You don't have to worry if you are not really involved in the surgery in the first few years of your career. You will learn to do it as soon as you will be the first surgeon. But to be a good first surgeon, you need clear ideas of what you have to do. And if you don't have clear idea of what you have to do, you'll never become a good surgeon, even if you are talented with your hands. So this is a really important thing. 


9. What would you have been if you had not been a medical doctor?

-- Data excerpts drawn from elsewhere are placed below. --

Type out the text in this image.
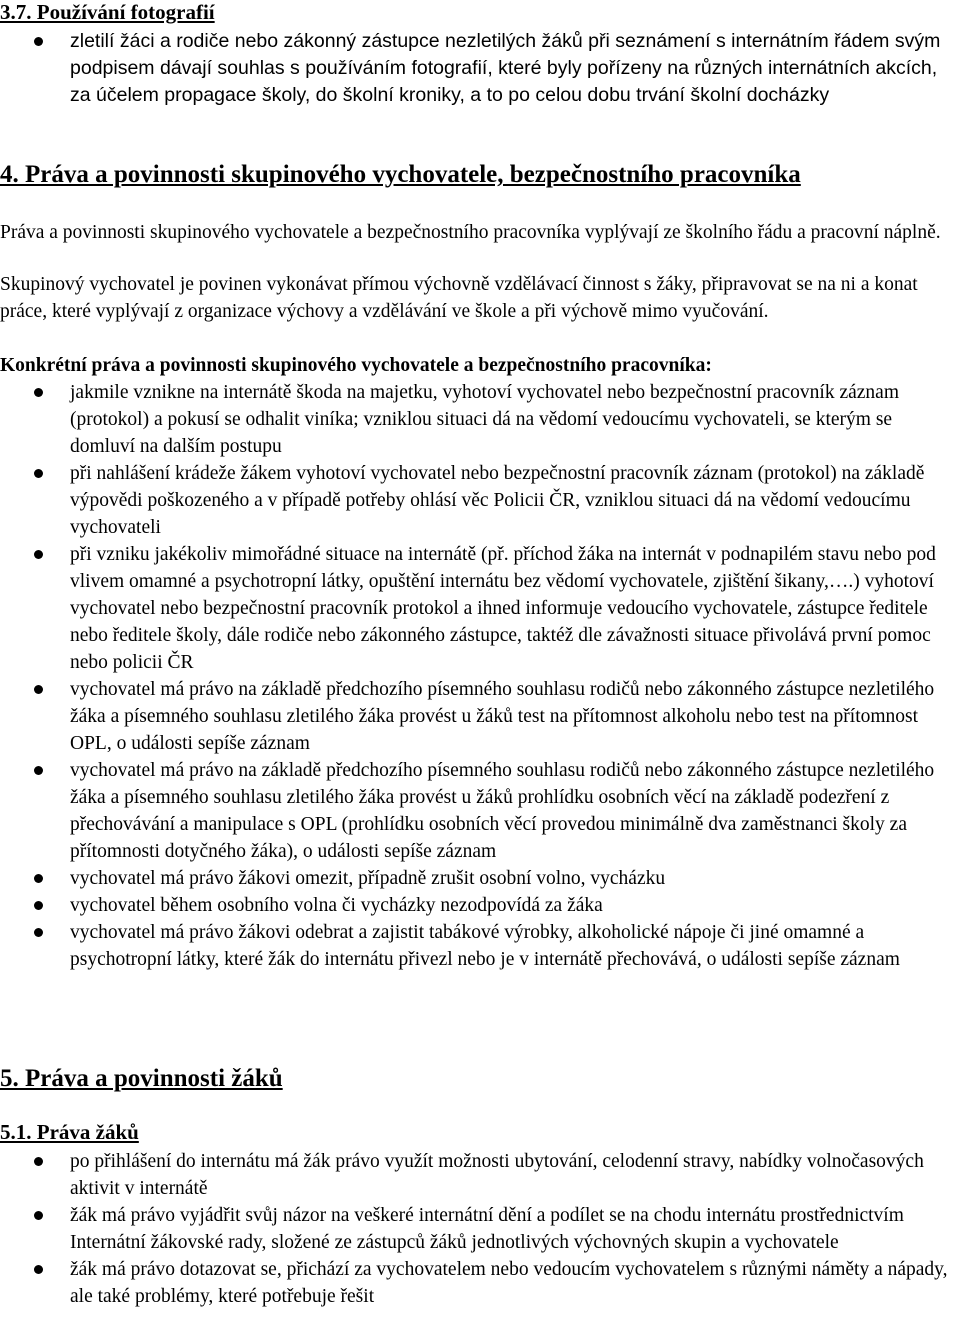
3.7. Používání fotografií
zletilí žáci a rodiče nebo zákonný zástupce nezletilých žáků při seznámení s internátním řádem svým podpisem dávají souhlas s používáním fotografií, které byly pořízeny na různých internátních akcích, za účelem propagace školy, do školní kroniky, a to po celou dobu trvání školní docházky
4. Práva a povinnosti skupinového vychovatele, bezpečnostního pracovníka
Práva a povinnosti skupinového vychovatele a bezpečnostního pracovníka vyplývají ze školního řádu a pracovní náplně.
Skupinový vychovatel je povinen vykonávat přímou výchovně vzdělávací činnost s žáky, připravovat se na ni a konat práce, které vyplývají z organizace výchovy a vzdělávání ve škole a při výchově mimo vyučování.
Konkrétní práva a povinnosti skupinového vychovatele a bezpečnostního pracovníka:
jakmile vznikne na internátě škoda na majetku, vyhotoví vychovatel nebo bezpečnostní pracovník záznam (protokol) a pokusí se odhalit viníka; vzniklou situaci dá na vědomí vedoucímu vychovateli, se kterým se domluví na dalším postupu
při nahlášení krádeže žákem vyhotoví vychovatel nebo bezpečnostní pracovník záznam (protokol) na základě výpovědi poškozeného a v případě potřeby ohlásí věc Policii ČR, vzniklou situaci dá na vědomí vedoucímu vychovateli
při vzniku jakékoliv mimořádné situace na internátě (př. příchod žáka na internát v podnapilém stavu nebo pod vlivem omamné a psychotropní látky, opuštění internátu bez vědomí vychovatele, zjištění šikany,….) vyhotoví vychovatel nebo bezpečnostní pracovník protokol a ihned informuje vedoucího vychovatele, zástupce ředitele nebo ředitele školy, dále rodiče nebo zákonného zástupce, taktéž dle závažnosti situace přivolává první pomoc nebo policii ČR
vychovatel má právo na základě předchozího písemného souhlasu rodičů nebo zákonného zástupce nezletilého žáka a písemného souhlasu zletilého žáka provést u žáků test na přítomnost alkoholu nebo test na přítomnost OPL, o události sepíše záznam
vychovatel má právo na základě předchozího písemného souhlasu rodičů nebo zákonného zástupce nezletilého žáka a písemného souhlasu zletilého žáka provést u žáků prohlídku osobních věcí na základě podezření z přechovávání a manipulace s OPL (prohlídku osobních věcí provedou minimálně dva zaměstnanci školy za přítomnosti dotyčného žáka), o události sepíše záznam
vychovatel má právo žákovi omezit, případně zrušit osobní volno, vycházku
vychovatel během osobního volna či vycházky nezodpovídá za žáka
vychovatel má právo žákovi odebrat a zajistit tabákové výrobky, alkoholické nápoje či jiné omamné a psychotropní látky, které žák do internátu přivezl nebo je v internátě přechovává, o události sepíše záznam
5. Práva a povinnosti žáků
5.1. Práva žáků
po přihlášení do internátu má žák právo využít možnosti ubytování, celodenní stravy, nabídky volnočasových aktivit v internátě
žák má právo vyjádřit svůj názor na veškeré internátní dění a podílet se na chodu internátu prostřednictvím Internátní žákovské rady, složené ze zástupců žáků jednotlivých výchovných skupin a vychovatele
žák má právo dotazovat se, přichází za vychovatelem nebo vedoucím vychovatelem s různými náměty a nápady, ale také problémy, které potřebuje řešit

The curious thing is that I didn't want to be a doctor. I didn't have in my mind during the high school to be a physician. I wanted to be an architect or a singer because I used to play guitar and sing. But in my family, we had my dad that was a doctor and my mother wanted me to be a doctor. So I started the medical school and in the first year it was not really easy to do it, because as you may know, when you are not really directed in that way, in your mind the first examination, they were not so brilliant. Then I want you to remember what Albert Einstein used to say that, “Curiosity is more important than knowledge.” So as far as I'm a curious guy, I got involved in this new field that was the human body, and then year after year, I was much more involved with that. I would change a little bit what Albert Einstein said and is that, curiosity drives you to the knowledge because you need of course the knowledge, but the knowledge is something that come after the need to discover, to see, to acquire new perspective horizons in your life.


10. What are your interests and hobbies outside medicine?

I didn't practice much my hobbies during my life because I was really involved in the job. And as I told you before, something that is not in contrast, my job with my life, even my family, they are really involved in it in the way that they never asked me to be more at home. It was probably useful. Because I spent for a long time, more than ten hours per day in the hospital. 

But in any case, you know, as I told you before, some of my lectures are about architecture, historical cities, discovery. And of course, I still play my guitar and I sing sometimes, and I feel that is something that is good for your soul. 

In the last years, as I bought a house in the countryside, I became a gardener. You know, I like very much to see the trees grow up and be involved in anything that is growing from the ground. This is my new passion.